The Nuffield Council on Bioethics in the U.K. has recently released a report expressing their concerns about non-invasive prenatal testing (NIPT) and how it is being sold by private providers. Moreover, the new report calls for a moratorium on the use of NIPT in sequencing the whole genome of fetuses for finding out the sex of the fetus. The full report can be downloaded on the organization's website.
NIPT is currently available in the U.K. through private hospitals and clinics, and in some NHS hospitals. Last year, the U.K. government announced that starting in 2018, the NHS would offer NIPT to pregnant women who have been found through initial screening to have at least a 1 in 150 likelihood of having a fetus with Down's, Patau's or Edwards' syndromes. Its introduction should mean fewer false results and fewer diagnostic tests, which carry a small risk of miscarriage. The use of NIPT for testing for Down's syndrome attracted considerable media attention last year.
This type of genetic testing is a breakthrough in prenatal screening, as well as testing for a range of genetic conditions. It uses a blood sample taken from the pregnant woman and can be done from 9 or 10 weeks of pregnancy. It analyses DNA from the placenta that circulates in the woman's blood to estimate the chance that the fetus has Down's, Edwards' or Patau's syndromes. It can also be used to diagnose other genetic conditions, such as cystic fibrosis and achondroplasia; or to determine the sex of the fetus.
The Council considered, at this early stage of its use, how NIPT could change the way we view pregnancy, disability and difference, and what the wider consequences of its increasing use might be. The report recommends that NIPT should only be used for significant medical conditions and impairments that affect the child at birth, or in early life, as this information can allow women and couples to make meaningful reproductive choices.

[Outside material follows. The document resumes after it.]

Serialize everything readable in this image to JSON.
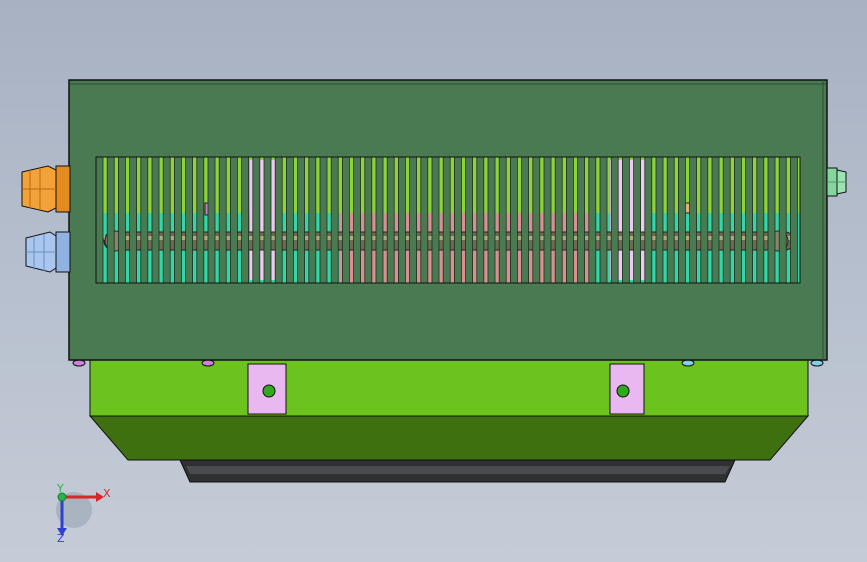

“We support the introduction of this test for Down's syndrome on the NHS next year, so long as it is accompanied by good balanced information and support,” noted Tom Shakespeare, Ph.D., chair of the Nuffield Council's Working Group on NIPT and professor of disability research at the University of East Anglia. “But, if the test is used without limits for other kinds of genetic conditions and traits, it could lead to more anxiety, more invasive diagnostic tests, and could change what we think of as a 'healthy' or 'normal' baby. We, therefore, think the test should generally be used only for significant medical conditions that would affect a baby at birth or in childhood.”

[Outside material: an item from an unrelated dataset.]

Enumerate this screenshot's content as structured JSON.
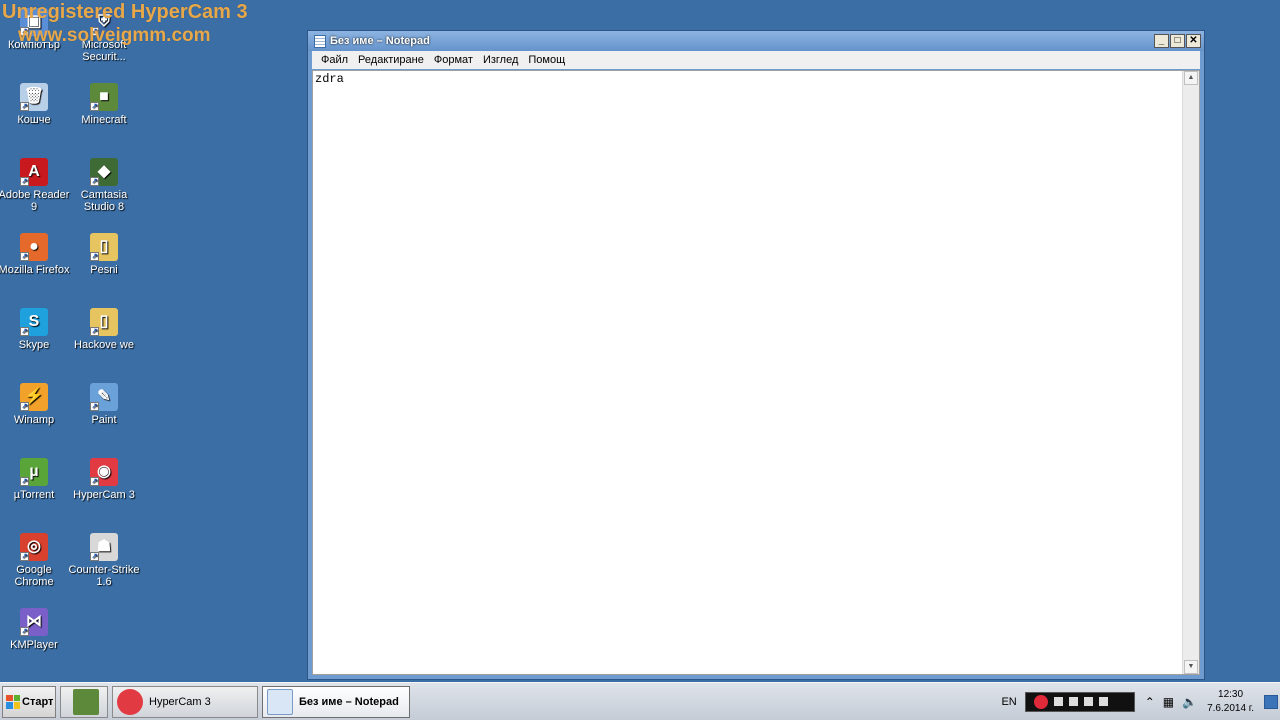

Dr. Shakespeare went on to add “That's why we are calling for a moratorium on its use in sequencing the whole genome of the fetus. We also strongly believe there should be a ban on its use to find out the sex of the fetus, as this could lead to sex-selective abortions.”
The Council noted that NIPT should not normally be used for less significant medical conditions and impairments, for those that appear in later life, or for non-medical traits (such as sex). Information on all of these kinds of genetic features, and more could be obtained if NIPT was used to sequence the whole genome of the fetus. The Council is calling for a moratorium on the use of NIPT for whole genome sequencing and a ban on its use in finding out the sex of the fetus.
Their key reasons for these restrictions are:
- The current uncertainty about the significance of many genetic changes
- The lack of medical benefit to knowing about many genetic changes
- The risk the mother may have a termination or become unduly anxious, because of this early information
- The right of a future child to find out their own genome for themselves
“Although we heard of examples of good practice, the information currently provided to women and couples by the private sector is frequently incomplete, unsubstantiated, inaccurate or misleading, and sometimes uses emotive language,” remarked Louise Bryant, Ph.D., member of the Council's Working Group on NIPT and associate professor of medical psychology at the University of Leeds. “We are concerned that some private providers may give out information that emphasizes the accuracy of the test but does not make clear its limitations. We are concerned that some women are not being supported well enough to make informed decisions, and that some private services may be failing to provide adequate aftercare for those with positive NIPT results.”